それは、避けたい最悪の事態です。 私たちは、絶縁性能を限界まで高めます。電流がフィラメント内に留まり、筐体や機械の枠に漏れ出さないようにする必要があります。
熱と電力のバランス
オゾンを含まない光を得るためには、特定の石英混合物やコーティングを使用する必要があります。これらの材料は、急激な温度変化にも耐えられる必要があります。
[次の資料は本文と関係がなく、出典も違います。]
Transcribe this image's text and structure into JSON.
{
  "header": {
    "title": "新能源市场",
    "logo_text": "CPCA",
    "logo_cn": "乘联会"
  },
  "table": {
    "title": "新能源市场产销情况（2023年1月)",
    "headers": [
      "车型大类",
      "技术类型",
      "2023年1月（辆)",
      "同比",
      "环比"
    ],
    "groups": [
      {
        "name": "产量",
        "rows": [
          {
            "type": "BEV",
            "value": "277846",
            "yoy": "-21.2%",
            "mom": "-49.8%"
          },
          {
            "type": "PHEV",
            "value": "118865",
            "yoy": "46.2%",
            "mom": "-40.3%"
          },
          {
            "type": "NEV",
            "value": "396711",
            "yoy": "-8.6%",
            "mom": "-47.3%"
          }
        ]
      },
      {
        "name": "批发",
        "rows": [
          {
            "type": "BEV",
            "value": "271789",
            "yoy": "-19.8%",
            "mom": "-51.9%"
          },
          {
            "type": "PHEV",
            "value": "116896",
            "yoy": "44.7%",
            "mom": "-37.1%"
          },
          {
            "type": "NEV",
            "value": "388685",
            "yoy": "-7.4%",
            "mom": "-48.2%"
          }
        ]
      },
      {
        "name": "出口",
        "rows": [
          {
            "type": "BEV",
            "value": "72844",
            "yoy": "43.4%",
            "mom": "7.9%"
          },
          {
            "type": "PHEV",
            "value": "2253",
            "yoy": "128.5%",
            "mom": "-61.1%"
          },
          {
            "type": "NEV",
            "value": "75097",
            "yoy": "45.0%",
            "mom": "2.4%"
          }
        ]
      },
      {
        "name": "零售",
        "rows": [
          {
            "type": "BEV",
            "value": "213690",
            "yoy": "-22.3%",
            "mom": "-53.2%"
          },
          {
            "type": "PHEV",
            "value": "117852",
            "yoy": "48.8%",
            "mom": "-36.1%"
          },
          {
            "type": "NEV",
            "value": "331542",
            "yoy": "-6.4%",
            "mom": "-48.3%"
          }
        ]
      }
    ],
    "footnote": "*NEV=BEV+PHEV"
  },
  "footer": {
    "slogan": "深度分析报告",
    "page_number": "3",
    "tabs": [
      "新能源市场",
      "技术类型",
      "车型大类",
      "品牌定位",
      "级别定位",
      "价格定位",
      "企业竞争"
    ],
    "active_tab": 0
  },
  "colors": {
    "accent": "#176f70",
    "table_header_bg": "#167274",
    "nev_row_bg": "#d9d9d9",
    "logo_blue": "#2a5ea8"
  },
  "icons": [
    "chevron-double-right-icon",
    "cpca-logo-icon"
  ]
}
これは一種のトレードオフです。クリーンな光を得られる反面、ランプの物理的構造は、使用する電圧に完全に適合していなければなりません。もし、多数のランプを使用していて、ランプ間の絶縁抵抗にわずかな違いがあると、均一な加熱が得られず、フィラメントが本来より早く劣化してしまいます。
お客様の現場での使用
これらのランプを装置に接続する際には、安心感が必要です。交換用のランプを取り付けても、接地故障が起きて全てが停止するようなことがないことを確認する必要があります。私たちのテストによって、その心配は解消されます。
ただし、一つだけ注意点があります。ランプは電気的には安定していますが、依然として大量の熱を発生させます。そのため、反射器や冷却ファンが十分に機能しているかを確認する必要があります。もし、それらが熱負荷に耐えられなければ、最終的にシール部分に負担がかかり、問題が発生します。